Klein, a New York Times columnist, and Thompson, an Atlantic staffer, lean to the left, but they aren’t interrogating the usual suspects. Aware that many conservatives have no interest in their opinions, the authors target their own side’s “pathologies.” Why do red states greenlight the kind of renewable energy projects that often languish in blue states? Why does liberal California have the nation’s most severe homelessness and housing affordability crises? One big reason: Liberal leadership has ensnared itself in a web of well-intentioned yet often onerous “goals, standards, and rules.” This “procedural kludge,” partially shaped by lawyers who pioneered a “democracy by lawsuit” strategy in the 1960s, threatens to stymie key breakthroughs.
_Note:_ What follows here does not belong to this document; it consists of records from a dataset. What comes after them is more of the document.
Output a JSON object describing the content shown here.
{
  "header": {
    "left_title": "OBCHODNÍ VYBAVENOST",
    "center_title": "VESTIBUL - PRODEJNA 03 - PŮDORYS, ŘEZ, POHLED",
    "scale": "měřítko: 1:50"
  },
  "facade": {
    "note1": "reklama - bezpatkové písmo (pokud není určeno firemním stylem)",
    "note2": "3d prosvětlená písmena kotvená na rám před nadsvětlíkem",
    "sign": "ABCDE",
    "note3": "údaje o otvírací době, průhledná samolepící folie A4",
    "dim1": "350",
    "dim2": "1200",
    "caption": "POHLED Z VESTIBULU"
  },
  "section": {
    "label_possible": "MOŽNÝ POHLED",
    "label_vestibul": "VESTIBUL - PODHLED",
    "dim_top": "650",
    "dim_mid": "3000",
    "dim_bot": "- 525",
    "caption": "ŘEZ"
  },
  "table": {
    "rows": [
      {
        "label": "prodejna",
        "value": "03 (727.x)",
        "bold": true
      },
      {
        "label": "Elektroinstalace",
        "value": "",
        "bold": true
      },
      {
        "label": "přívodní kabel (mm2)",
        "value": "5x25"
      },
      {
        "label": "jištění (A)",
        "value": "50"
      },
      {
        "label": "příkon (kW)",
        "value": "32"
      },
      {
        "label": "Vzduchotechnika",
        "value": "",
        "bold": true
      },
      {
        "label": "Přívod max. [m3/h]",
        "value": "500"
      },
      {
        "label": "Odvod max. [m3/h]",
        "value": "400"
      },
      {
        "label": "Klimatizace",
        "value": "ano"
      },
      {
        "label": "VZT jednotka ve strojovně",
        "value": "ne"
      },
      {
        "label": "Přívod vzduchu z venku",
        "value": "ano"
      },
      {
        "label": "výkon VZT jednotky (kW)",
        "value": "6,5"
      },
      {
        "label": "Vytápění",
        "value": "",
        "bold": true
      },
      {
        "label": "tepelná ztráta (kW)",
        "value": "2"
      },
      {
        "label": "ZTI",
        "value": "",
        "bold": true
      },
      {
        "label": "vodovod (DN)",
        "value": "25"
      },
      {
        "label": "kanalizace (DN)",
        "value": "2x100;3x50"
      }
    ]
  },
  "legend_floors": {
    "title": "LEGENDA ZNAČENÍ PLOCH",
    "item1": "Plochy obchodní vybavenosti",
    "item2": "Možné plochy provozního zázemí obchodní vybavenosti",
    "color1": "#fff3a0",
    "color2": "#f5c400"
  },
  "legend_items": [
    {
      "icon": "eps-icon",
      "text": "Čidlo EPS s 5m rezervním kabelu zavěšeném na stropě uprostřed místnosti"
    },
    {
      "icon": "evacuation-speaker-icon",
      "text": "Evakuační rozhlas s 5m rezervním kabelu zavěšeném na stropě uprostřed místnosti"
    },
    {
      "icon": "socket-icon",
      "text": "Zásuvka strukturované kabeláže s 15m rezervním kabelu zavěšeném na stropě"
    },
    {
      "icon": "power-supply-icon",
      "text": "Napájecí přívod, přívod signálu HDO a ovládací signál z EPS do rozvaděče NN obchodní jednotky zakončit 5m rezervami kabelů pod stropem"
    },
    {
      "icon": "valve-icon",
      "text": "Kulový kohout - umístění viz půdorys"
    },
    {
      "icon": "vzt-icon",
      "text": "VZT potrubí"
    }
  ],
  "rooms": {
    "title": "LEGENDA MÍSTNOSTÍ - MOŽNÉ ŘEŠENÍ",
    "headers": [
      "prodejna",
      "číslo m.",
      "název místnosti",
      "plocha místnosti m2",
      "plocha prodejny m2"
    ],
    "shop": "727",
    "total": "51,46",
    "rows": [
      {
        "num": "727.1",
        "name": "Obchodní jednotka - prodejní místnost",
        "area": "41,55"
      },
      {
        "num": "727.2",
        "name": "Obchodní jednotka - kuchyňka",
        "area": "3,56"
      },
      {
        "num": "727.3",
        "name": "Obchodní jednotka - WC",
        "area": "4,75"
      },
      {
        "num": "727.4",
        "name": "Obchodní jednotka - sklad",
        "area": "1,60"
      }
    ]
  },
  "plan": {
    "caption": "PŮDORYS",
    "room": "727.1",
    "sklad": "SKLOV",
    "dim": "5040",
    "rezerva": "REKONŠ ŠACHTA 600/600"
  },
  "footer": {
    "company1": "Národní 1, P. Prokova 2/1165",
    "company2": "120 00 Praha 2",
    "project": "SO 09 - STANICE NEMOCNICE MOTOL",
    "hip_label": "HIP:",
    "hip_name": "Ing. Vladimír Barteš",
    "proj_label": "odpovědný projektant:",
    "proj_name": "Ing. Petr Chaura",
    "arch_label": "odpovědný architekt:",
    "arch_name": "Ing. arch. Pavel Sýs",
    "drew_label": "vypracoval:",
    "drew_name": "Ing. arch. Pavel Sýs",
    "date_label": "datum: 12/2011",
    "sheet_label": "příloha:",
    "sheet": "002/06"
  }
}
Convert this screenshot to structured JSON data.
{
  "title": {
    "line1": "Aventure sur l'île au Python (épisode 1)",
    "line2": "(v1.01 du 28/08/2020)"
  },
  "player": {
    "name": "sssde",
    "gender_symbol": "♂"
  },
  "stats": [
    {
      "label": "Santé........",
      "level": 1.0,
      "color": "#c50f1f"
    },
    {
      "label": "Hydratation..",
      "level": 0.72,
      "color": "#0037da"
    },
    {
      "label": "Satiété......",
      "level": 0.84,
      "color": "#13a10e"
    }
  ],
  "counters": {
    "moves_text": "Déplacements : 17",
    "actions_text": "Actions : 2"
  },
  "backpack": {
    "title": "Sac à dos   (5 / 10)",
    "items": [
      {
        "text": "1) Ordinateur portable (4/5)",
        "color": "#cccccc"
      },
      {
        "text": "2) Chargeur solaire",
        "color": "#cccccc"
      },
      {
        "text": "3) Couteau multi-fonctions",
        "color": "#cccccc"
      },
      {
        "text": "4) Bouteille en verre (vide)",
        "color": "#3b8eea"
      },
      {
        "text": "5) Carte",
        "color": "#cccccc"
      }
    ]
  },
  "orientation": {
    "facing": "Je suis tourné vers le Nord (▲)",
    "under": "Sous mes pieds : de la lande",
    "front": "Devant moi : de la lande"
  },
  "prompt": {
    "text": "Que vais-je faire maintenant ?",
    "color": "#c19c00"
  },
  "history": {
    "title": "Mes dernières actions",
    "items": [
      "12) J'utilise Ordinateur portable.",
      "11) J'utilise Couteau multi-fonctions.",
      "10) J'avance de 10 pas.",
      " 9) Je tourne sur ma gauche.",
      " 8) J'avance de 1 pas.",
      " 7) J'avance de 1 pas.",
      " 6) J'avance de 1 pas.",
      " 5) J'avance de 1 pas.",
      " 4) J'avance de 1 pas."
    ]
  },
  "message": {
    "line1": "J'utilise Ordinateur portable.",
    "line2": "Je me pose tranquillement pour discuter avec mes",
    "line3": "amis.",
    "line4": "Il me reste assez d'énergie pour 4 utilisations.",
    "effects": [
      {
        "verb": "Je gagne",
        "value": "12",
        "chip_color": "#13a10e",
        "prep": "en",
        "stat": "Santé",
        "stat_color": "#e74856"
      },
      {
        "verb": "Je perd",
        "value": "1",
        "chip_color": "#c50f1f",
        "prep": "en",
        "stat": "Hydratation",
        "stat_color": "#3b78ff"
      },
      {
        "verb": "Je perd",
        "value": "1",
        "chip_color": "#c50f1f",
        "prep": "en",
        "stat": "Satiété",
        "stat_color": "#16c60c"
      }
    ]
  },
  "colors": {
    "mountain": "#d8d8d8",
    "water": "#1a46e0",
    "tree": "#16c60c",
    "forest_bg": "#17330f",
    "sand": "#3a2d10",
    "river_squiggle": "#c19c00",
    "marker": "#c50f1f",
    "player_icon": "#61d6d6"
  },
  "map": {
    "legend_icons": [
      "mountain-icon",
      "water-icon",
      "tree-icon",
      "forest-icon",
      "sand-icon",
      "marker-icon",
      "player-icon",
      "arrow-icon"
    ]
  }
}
Consider the anti-pollution laws passed after World War II. In the decades since, homeowners’ groups in liberal locales have cited such statutes in lawsuits meant to stop new affordable housing. Today, these laws “block the clean energy projects” required to tackle climate change. Nuclear energy is “inarguably safer” than the fossil fuel variety, but because Washington doesn’t always “properly weigh risk,” it almost never builds new reactors. Meanwhile, technologies that may cure disease or slash the carbon footprint of cement production benefit from government support, but too often the grant process “rewards caution and punishes outsider thinking.” The authors call this style of governing “everything-bagel liberalism,” so named because of its many government mandates. Instead, they envision “a politics of abundance” that would remake travel, work, and health. This won’t happen without “changing the processes that make building and inventing so hard.” It’s time, then, to scrutinize everything from municipal zoning regulations to the paperwork requirements for scientists getting federal funding. The authors’ debut as a duo is very smart and eminently useful.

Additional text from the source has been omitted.